Samedi, il y avait tellement de poussière sur la place du marché, qu’il y était tout à fait impossible d’y exposer de la viande sans la voir gâter et salie. Il semble toutefois qu’avec un peu de bonne volonté, notre conseil de ville pourrait faire arroser toutes les rues autour de la place du marché au moins une fois par semaine, le vendredi soir spécialement. Les cultivateurs se plaignent et ils ont entièrement raison de le faire.

Quel retour dans le temps, n’est-ce pas? C’est cet article qu’on pouvait lire le 20 juillet 1880 dans une édition du Courrier de Saint-Hyacinthe à propos de l’un des plus vieux marchés au Québec.

D’ailleurs, cet édifice a reçu cet automne le titre de monument historique. Érigé en 1876-1877, on pouvait retrouver en 1878 le beurre frais à 0,25$ la livre, les oeufs à 0,12$ la douzaine, le boeuf en moyenne à 0,10$ la livre et le mouton à 0.09$ la livre. 

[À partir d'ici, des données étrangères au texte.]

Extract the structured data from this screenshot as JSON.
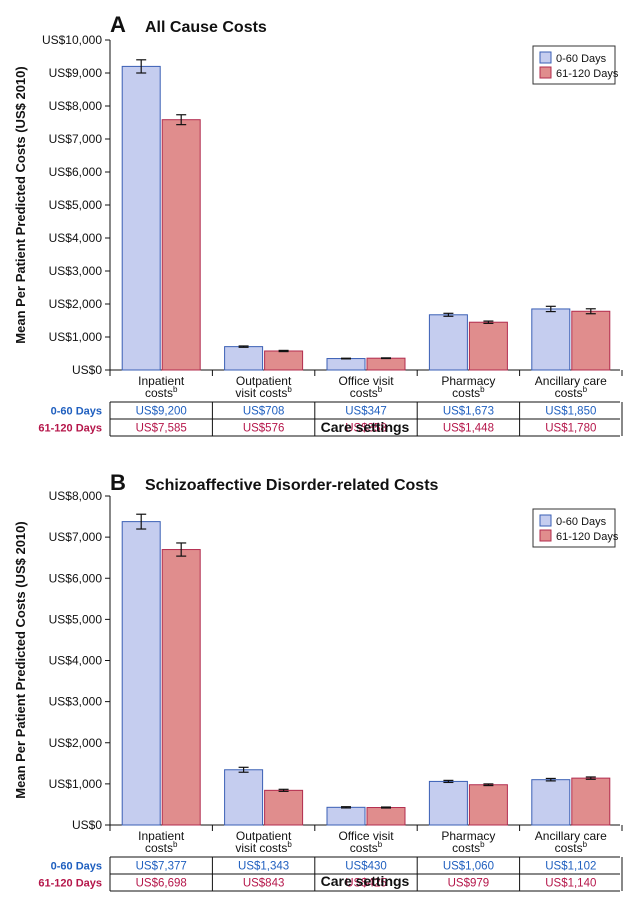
{
  "chart_data": [
    {
      "type": "bar",
      "panel_letter": "A",
      "title": "All Cause Costs",
      "ylabel": "Mean Per Patient Predicted Costs (US$ 2010)",
      "xlabel": "Care settings",
      "ylim": [
        0,
        10000
      ],
      "yticks": [
        0,
        1000,
        2000,
        3000,
        4000,
        5000,
        6000,
        7000,
        8000,
        9000,
        10000
      ],
      "ytick_labels": [
        "US$0",
        "US$1,000",
        "US$2,000",
        "US$3,000",
        "US$4,000",
        "US$5,000",
        "US$6,000",
        "US$7,000",
        "US$8,000",
        "US$9,000",
        "US$10,000"
      ],
      "categories": [
        {
          "line1": "Inpatient",
          "line2": "costs",
          "sup": "b"
        },
        {
          "line1": "Outpatient",
          "line2": "visit costs",
          "sup": "b"
        },
        {
          "line1": "Office visit",
          "line2": "costs",
          "sup": "b"
        },
        {
          "line1": "Pharmacy",
          "line2": "costs",
          "sup": "b"
        },
        {
          "line1": "Ancillary care",
          "line2": "costs",
          "sup": "b"
        }
      ],
      "series": [
        {
          "name": "0-60 Days",
          "values": [
            9200,
            708,
            347,
            1673,
            1850
          ],
          "errors": [
            200,
            20,
            10,
            45,
            80
          ],
          "labels": [
            "US$9,200",
            "US$708",
            "US$347",
            "US$1,673",
            "US$1,850"
          ],
          "color": "#c5cdef",
          "stroke": "#3a5fb5",
          "label_color": "#1f5fbf"
        },
        {
          "name": "61-120 Days",
          "values": [
            7585,
            576,
            358,
            1448,
            1780
          ],
          "errors": [
            150,
            18,
            10,
            35,
            75
          ],
          "labels": [
            "US$7,585",
            "US$576",
            "US$358",
            "US$1,448",
            "US$1,780"
          ],
          "color": "#e08d8d",
          "stroke": "#b22c4e",
          "label_color": "#b5164a"
        }
      ],
      "legend": "top-right",
      "grid": false
    },
    {
      "type": "bar",
      "panel_letter": "B",
      "title": "Schizoaffective Disorder-related Costs",
      "ylabel": "Mean Per Patient Predicted Costs (US$ 2010)",
      "xlabel": "Care settings",
      "ylim": [
        0,
        8000
      ],
      "yticks": [
        0,
        1000,
        2000,
        3000,
        4000,
        5000,
        6000,
        7000,
        8000
      ],
      "ytick_labels": [
        "US$0",
        "US$1,000",
        "US$2,000",
        "US$3,000",
        "US$4,000",
        "US$5,000",
        "US$6,000",
        "US$7,000",
        "US$8,000"
      ],
      "categories": [
        {
          "line1": "Inpatient",
          "line2": "costs",
          "sup": "b"
        },
        {
          "line1": "Outpatient",
          "line2": "visit costs",
          "sup": "b"
        },
        {
          "line1": "Office visit",
          "line2": "costs",
          "sup": "b"
        },
        {
          "line1": "Pharmacy",
          "line2": "costs",
          "sup": "b"
        },
        {
          "line1": "Ancillary care",
          "line2": "costs",
          "sup": "b"
        }
      ],
      "series": [
        {
          "name": "0-60 Days",
          "values": [
            7377,
            1343,
            430,
            1060,
            1102
          ],
          "errors": [
            180,
            60,
            15,
            25,
            30
          ],
          "labels": [
            "US$7,377",
            "US$1,343",
            "US$430",
            "US$1,060",
            "US$1,102"
          ],
          "color": "#c5cdef",
          "stroke": "#3a5fb5",
          "label_color": "#1f5fbf"
        },
        {
          "name": "61-120 Days",
          "values": [
            6698,
            843,
            425,
            979,
            1140
          ],
          "errors": [
            160,
            25,
            12,
            20,
            28
          ],
          "labels": [
            "US$6,698",
            "US$843",
            "US$425",
            "US$979",
            "US$1,140"
          ],
          "color": "#e08d8d",
          "stroke": "#b22c4e",
          "label_color": "#b5164a"
        }
      ],
      "legend": "top-right",
      "grid": false
    }
  ]
}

À titre comparatif, les mêmes aliments en 1928 avaient augmenter à 0,65$ la livre pour le beurre, 0,18$ la livre pour le mouton, les oeufs à 0,65$ la douzaine. Le boeuf demeurait quant à lui au même prix à 0,10$ la livre.

Toujours en 1928, le tabac se vendait 0,40$ la livre, les concombres 0,40$ la terrine, les fêve 0,25$ le pot, les oignon en tresse 0,25$ et 1,00$ le minot, les patates 2,00$ le minot et les pommes 3,00$ le minots. Le minot étant une ancienne mesure de l »èpoque du régime français (1 minot = 3 boisseaux ou à titre de comparaison 38,086 litres). Mais les unités de mesure d’antan…. se sera pour un autre article.